First, load a CSV of country data, perform a clean schema (it is efficient and defines types for each column), select only useful columns, rename some of them for clarity, and display the result in a notebook

In [0]:
from pyspark.sql.functions import col
from pyspark.sql.types import StructType, StructField, StringType, IntegerType, DoubleType

# Explicitely define the country schema -- a schema is useful since it provides significant performance improvements 
# (PySpark does not infer the schema; saving time), ensures (explicit) data quality, and prevents errors during processing 
schema_countries = StructType([
  StructField("country_id", IntegerType(), True),
  StructField("name", StringType(), True),
  StructField("nationality", StringType(), True),
  StructField("country_code", StringType(), True),
  StructField("iso_alpha2", StringType(), True),
  StructField("capital", StringType(), True),
  StructField("population", IntegerType(), True),
  StructField("area_km2", IntegerType(), True),
  StructField("region_id", IntegerType(), True),
  StructField("sub_region_id", IntegerType(), True)])

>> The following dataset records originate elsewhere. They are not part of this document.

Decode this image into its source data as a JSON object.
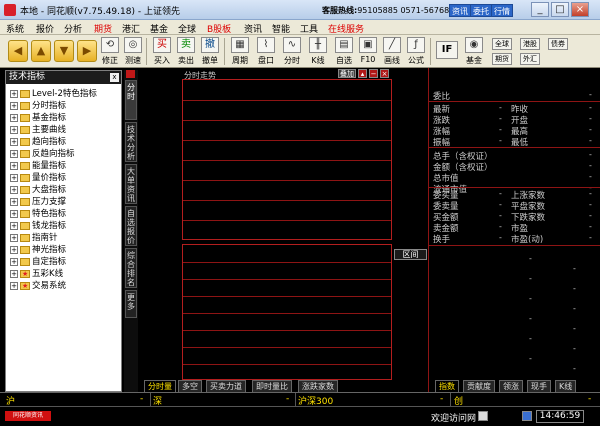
{
  "window": {
    "title": "本地 - 同花顺(v7.75.49.18) - 上证领先",
    "hotline_label": "客服热线:",
    "hotline_numbers": "95105885 0571-56768888",
    "top_buttons": [
      "资讯",
      "委托",
      "行情"
    ],
    "controls": [
      "_",
      "□",
      "×"
    ]
  },
  "menu": [
    "系统",
    "报价",
    "分析",
    "期货",
    "港汇",
    "基金",
    "全球",
    "B股板",
    "资讯",
    "智能",
    "工具",
    "在线服务"
  ],
  "toolbar": {
    "tools": [
      {
        "label": "修正",
        "icon": "correct-icon"
      },
      {
        "label": "测速",
        "icon": "speed-icon"
      },
      {
        "label": "买入",
        "icon": "buy-icon",
        "glyph": "买"
      },
      {
        "label": "卖出",
        "icon": "sell-icon",
        "glyph": "卖"
      },
      {
        "label": "撤单",
        "icon": "cancel-order-icon",
        "glyph": "撤"
      },
      {
        "label": "周期",
        "icon": "period-icon"
      },
      {
        "label": "盘口",
        "icon": "orderbook-icon"
      },
      {
        "label": "分时",
        "icon": "timeshare-icon"
      },
      {
        "label": "K线",
        "icon": "kline-icon"
      },
      {
        "label": "自选",
        "icon": "watchlist-icon"
      },
      {
        "label": "F10",
        "icon": "f10-icon"
      },
      {
        "label": "画线",
        "icon": "draw-line-icon"
      },
      {
        "label": "公式",
        "icon": "formula-icon"
      },
      {
        "label": "基金",
        "icon": "fund-icon"
      }
    ],
    "small_buttons": [
      "全球",
      "港股",
      "债券",
      "期货",
      "外汇"
    ],
    "if_label": "IF"
  },
  "left_panel": {
    "title": "技术指标",
    "close": "x",
    "items": [
      {
        "label": "Level-2特色指标",
        "toggle": "+"
      },
      {
        "label": "分时指标",
        "toggle": "+"
      },
      {
        "label": "基金指标",
        "toggle": "+"
      },
      {
        "label": "主要曲线",
        "toggle": "+"
      },
      {
        "label": "趋向指标",
        "toggle": "+"
      },
      {
        "label": "反趋向指标",
        "toggle": "+"
      },
      {
        "label": "能量指标",
        "toggle": "+"
      },
      {
        "label": "量价指标",
        "toggle": "+"
      },
      {
        "label": "大盘指标",
        "toggle": "+"
      },
      {
        "label": "压力支撑",
        "toggle": "+"
      },
      {
        "label": "特色指标",
        "toggle": "+"
      },
      {
        "label": "钱龙指标",
        "toggle": "+"
      },
      {
        "label": "指南针",
        "toggle": "+"
      },
      {
        "label": "神光指标",
        "toggle": "+"
      },
      {
        "label": "自定指标",
        "toggle": "+"
      },
      {
        "label": "五彩K线",
        "toggle": "+",
        "star": true
      },
      {
        "label": "交易系统",
        "toggle": "+",
        "star": true
      }
    ]
  },
  "vtabs": [
    "分时",
    "技术分析",
    "大单资讯",
    "自选报价",
    "综合排名",
    "更多"
  ],
  "chart": {
    "title": "分时走势",
    "ctl_label": "叠加",
    "range_label": "区间"
  },
  "bottom_tabs": [
    "分时量",
    "多空",
    "买卖力道",
    "即时量比",
    "涨跌家数"
  ],
  "right_panel": {
    "rows_a": [
      "委比",
      "最新",
      "涨跌",
      "涨幅",
      "振幅"
    ],
    "rows_a_right": [
      "昨收",
      "开盘",
      "最高",
      "最低"
    ],
    "rows_b": [
      "总手（含权证）",
      "金额（含权证）",
      "总市值",
      "流通市值"
    ],
    "rows_c": [
      "委买量",
      "委卖量",
      "买金额",
      "卖金额",
      "换手"
    ],
    "rows_c_right": [
      "上涨家数",
      "平盘家数",
      "下跌家数",
      "市盈",
      "市盈(动)"
    ],
    "tabs": [
      "指数",
      "贡献度",
      "领涨",
      "现手",
      "K线"
    ]
  },
  "statusbar": {
    "items": [
      "沪",
      "深",
      "沪深300",
      "创"
    ]
  },
  "bottombar": {
    "brand": "同花顺资讯",
    "welcome": "欢迎访问网",
    "time": "14:46:59"
  }
}
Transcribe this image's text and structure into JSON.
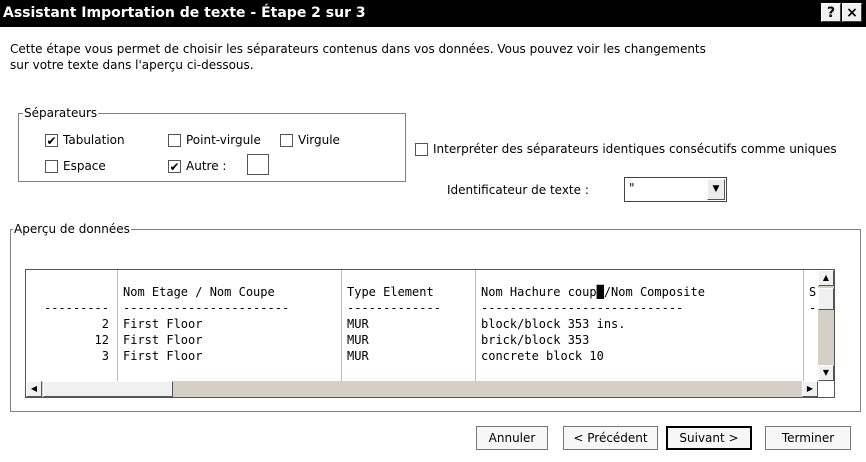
{
  "window": {
    "title": "Assistant Importation de texte - Étape 2 sur 3",
    "help_label": "?",
    "close_label": "×"
  },
  "description": "Cette étape vous permet de choisir les séparateurs contenus dans vos données. Vous pouvez voir les changements sur votre texte dans l'aperçu ci-dessous.",
  "separators": {
    "legend": "Séparateurs",
    "tab": {
      "label": "Tabulation",
      "checked": true
    },
    "semicolon": {
      "label": "Point-virgule",
      "checked": false
    },
    "comma": {
      "label": "Virgule",
      "checked": false
    },
    "space": {
      "label": "Espace",
      "checked": false
    },
    "other": {
      "label": "Autre :",
      "checked": true,
      "value": ""
    }
  },
  "consecutive": {
    "label": "Interpréter des séparateurs identiques consécutifs comme uniques",
    "checked": false
  },
  "text_qualifier": {
    "label": "Identificateur de texte :",
    "value": "\""
  },
  "preview": {
    "legend": "Aperçu de données",
    "columns": [
      {
        "header": "",
        "underline": "---------",
        "align": "right",
        "values": [
          "2",
          "12",
          "3"
        ]
      },
      {
        "header": "Nom Etage / Nom Coupe",
        "underline": "-----------------------",
        "align": "left",
        "values": [
          "First Floor",
          "First Floor",
          "First Floor"
        ]
      },
      {
        "header": "Type Element",
        "underline": "-------------",
        "align": "left",
        "values": [
          "MUR",
          "MUR",
          "MUR"
        ]
      },
      {
        "header": "Nom Hachure coup█/Nom Composite",
        "underline": "----------------------------",
        "align": "left",
        "values": [
          "block/block 353 ins.",
          "brick/block 353",
          "concrete block 10"
        ]
      },
      {
        "header": "S",
        "underline": "--",
        "align": "left",
        "values": [
          "",
          "",
          ""
        ]
      }
    ]
  },
  "buttons": {
    "cancel": "Annuler",
    "previous": "< Précédent",
    "next": "Suivant >",
    "finish": "Terminer"
  }
}
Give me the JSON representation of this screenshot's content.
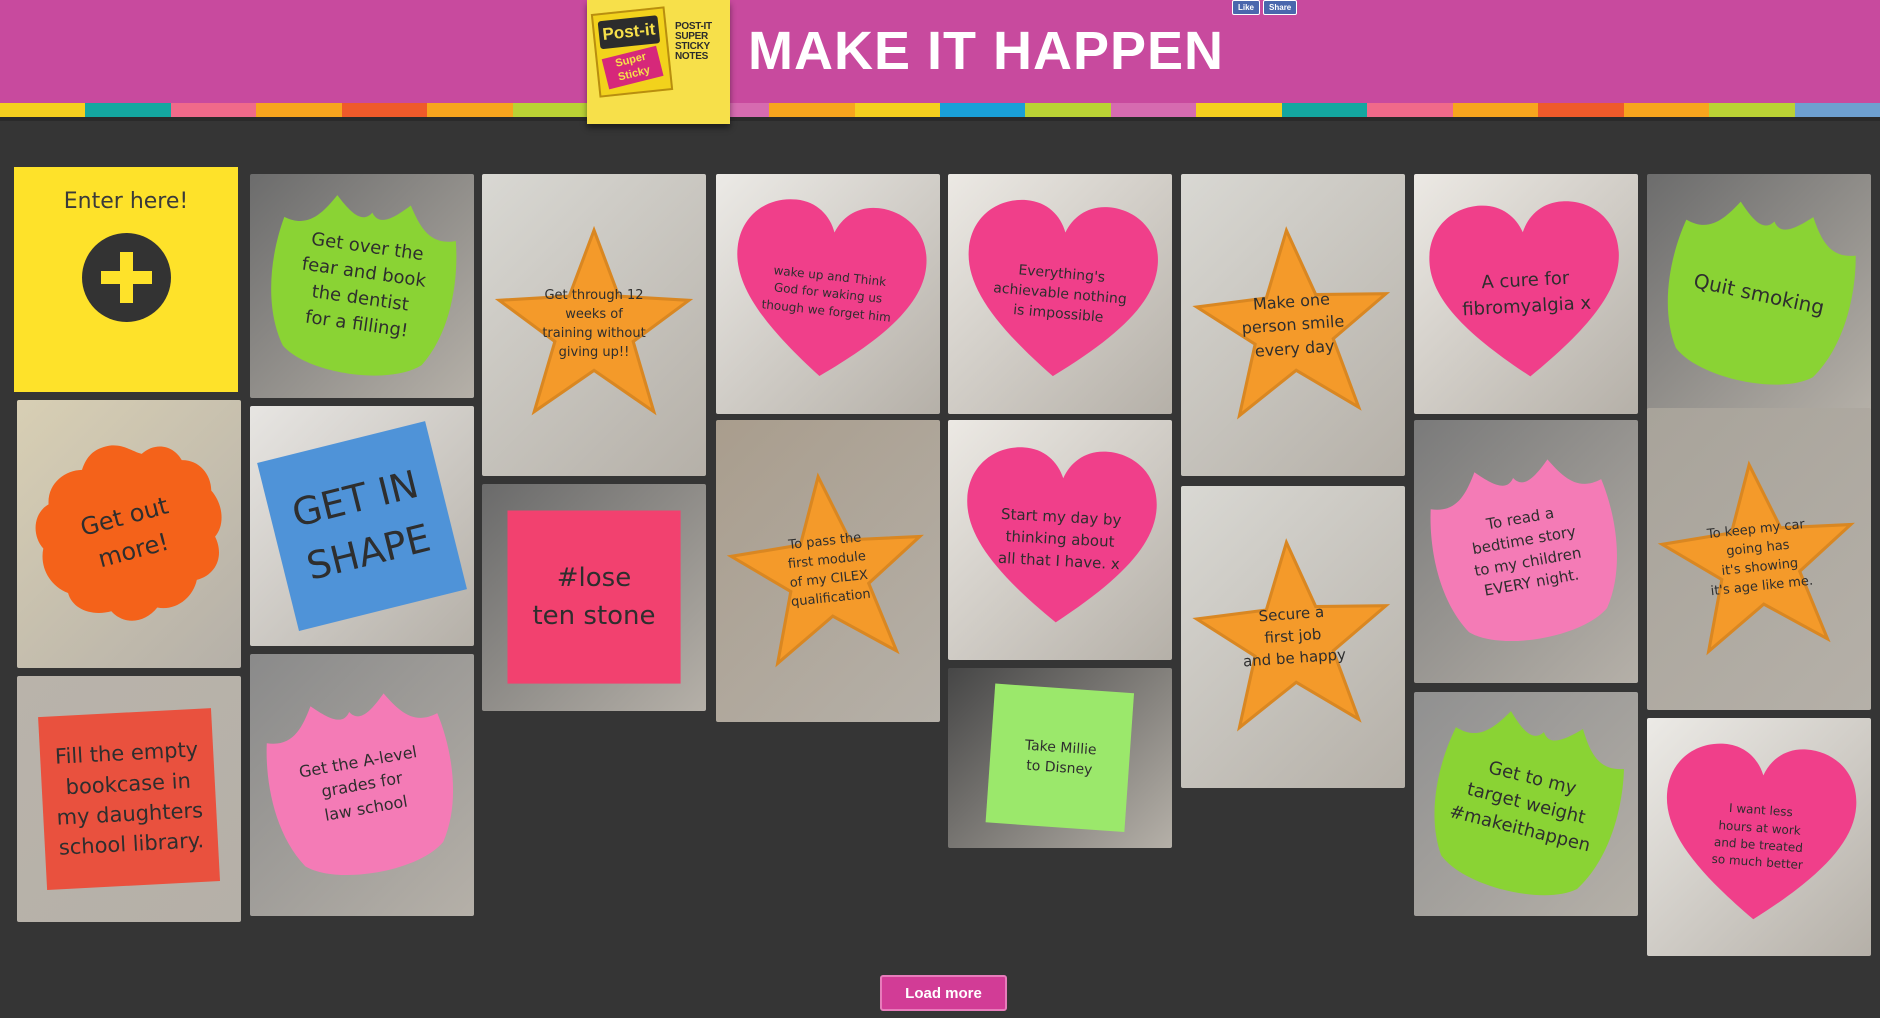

df_countries = spark.read.csv("/Volumes/customer_orders/default/countries/countries_population.csv", header=True, schema=schema_countries).\
  select("country_id", col("name").alias("country"), "region_id", "sub_region_id", "population", "area_km2")
 
df_countries.show(5)


In [0]:
schema_regions = StructType([
  StructField("id", IntegerType(), True),
  StructField("name", StringType(), True)
])
df_regions =  spark.read.csv("/Volumes/customer_orders/default/countries/country_regions.csv", header=True, schema=schema_regions).select("id", col("name").alias("region"))

df_regions.show(5)


In [0]:
schema_sub_regions = StructType([
  StructField("id", IntegerType(), True),
  StructField("name", StringType(), True)
])

df_sub_regions = spark.read.csv("/Volumes/customer_orders/default/countries/country_sub_regions.csv", header=True,
                               schema = schema_sub_regions). \
                                 select("id", col("name").alias("sub_region"))
df_sub_regions.show()


The main cell of the notebook joins the three DataFrames by means of the region_id and sub_region_id keys.

This operation, denoted by the dot (.\), allows us to chain multiple PySpark operations together.

In [0]:

df_joined = df_countries.join(df_regions, df_countries.region_id == df_regions.id, "left").\
  select("country_id", "country", "region", "population", "area_km2", "sub_region_id").\
    join(df_sub_regions, df_countries.sub_region_id == df_sub_regions.id, "left").\
      select("country_id", "country", "region", "sub_region", "population", "area_km2")

In [0]:
df_joined.show(5)


In [0]:
#df_joined.write.saveAsTable("countries_consolidated")